We investigate numerically the excitation of nonlinear magnetic interactions in a ferrite material by an energetic pump pulse of terahertz (THz) radiation. The calculations are performed by solving the coupled Maxwell and Landau-Lifshitz-Gilbert differential equations. In a time-resolved THz pump/THz probe scheme, it is demonstrated that Faraday rotation of a delayed THz probe pulse can be used to map these interactions. Our study is motivated by the ability of soft x-ray free electron lasers to perform time-resolved imaging of the magnetization process at the submicrometer and subpicosecond length and time scales.

Figure 1

(a) The THz pump and probe pulses. (b) A schematic diagram showing the initial polarization convention. Both $E_{\mathrm{THz}}$ and $H_{\mathrm{THz}}$ lie in the plane of the sample surface.
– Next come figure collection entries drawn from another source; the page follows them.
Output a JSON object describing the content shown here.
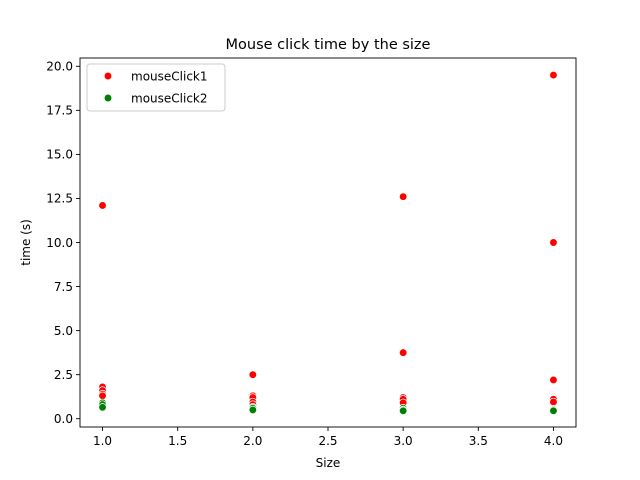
{
  "chart_data": {
    "type": "scatter",
    "title": "Mouse click time by the size",
    "xlabel": "Size",
    "ylabel": "time (s)",
    "xlim": [
      0.85,
      4.15
    ],
    "ylim": [
      -0.47,
      20.47
    ],
    "xticks": [
      1.0,
      1.5,
      2.0,
      2.5,
      3.0,
      3.5,
      4.0
    ],
    "xtick_labels": [
      "1.0",
      "1.5",
      "2.0",
      "2.5",
      "3.0",
      "3.5",
      "4.0"
    ],
    "yticks": [
      0.0,
      2.5,
      5.0,
      7.5,
      10.0,
      12.5,
      15.0,
      17.5,
      20.0
    ],
    "ytick_labels": [
      "0.0",
      "2.5",
      "5.0",
      "7.5",
      "10.0",
      "12.5",
      "15.0",
      "17.5",
      "20.0"
    ],
    "grid": false,
    "legend_position": "top-left",
    "series": [
      {
        "name": "mouseClick1",
        "color": "#ff0000",
        "points": [
          [
            1.0,
            12.1
          ],
          [
            1.0,
            1.8
          ],
          [
            1.0,
            1.6
          ],
          [
            1.0,
            1.4
          ],
          [
            1.0,
            1.3
          ],
          [
            2.0,
            2.5
          ],
          [
            2.0,
            1.3
          ],
          [
            2.0,
            1.2
          ],
          [
            2.0,
            0.95
          ],
          [
            2.0,
            0.8
          ],
          [
            3.0,
            12.6
          ],
          [
            3.0,
            3.75
          ],
          [
            3.0,
            1.2
          ],
          [
            3.0,
            1.1
          ],
          [
            3.0,
            0.9
          ],
          [
            4.0,
            19.5
          ],
          [
            4.0,
            10.0
          ],
          [
            4.0,
            2.2
          ],
          [
            4.0,
            1.1
          ],
          [
            4.0,
            0.95
          ]
        ]
      },
      {
        "name": "mouseClick2",
        "color": "#008000",
        "points": [
          [
            1.0,
            0.9
          ],
          [
            1.0,
            0.8
          ],
          [
            1.0,
            0.65
          ],
          [
            2.0,
            0.65
          ],
          [
            2.0,
            0.6
          ],
          [
            2.0,
            0.5
          ],
          [
            3.0,
            0.6
          ],
          [
            3.0,
            0.5
          ],
          [
            3.0,
            0.45
          ],
          [
            4.0,
            0.55
          ],
          [
            4.0,
            0.5
          ],
          [
            4.0,
            0.45
          ]
        ]
      }
    ]
  }
}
A unit sphere is shown to represent the magnetization state. A trajectory of the magnetization vector, after excitation by the THz pulse, is plotted on the sphere, with red arrows to indicate the time evolution.

Figure 2

(a), (b) Time evolution of the THz field and magnetization components at a depth of 50 µm inside the sample. Space-time map of the THz pump magnetic field (c) and of the out-of-plane magnetization (d).

Figure 3

The input THz fields (a), and the transmitted THz fields at a pump-probe delay of (b) 10 ps and (c) 20 ps. The transmitted probe pulses are shown on a magnified scale at the right of the figure. (d) Faraday rotation of the transmitted THz probe pulse in comparison with $m_{\perp }$ at a depth of 50 µm.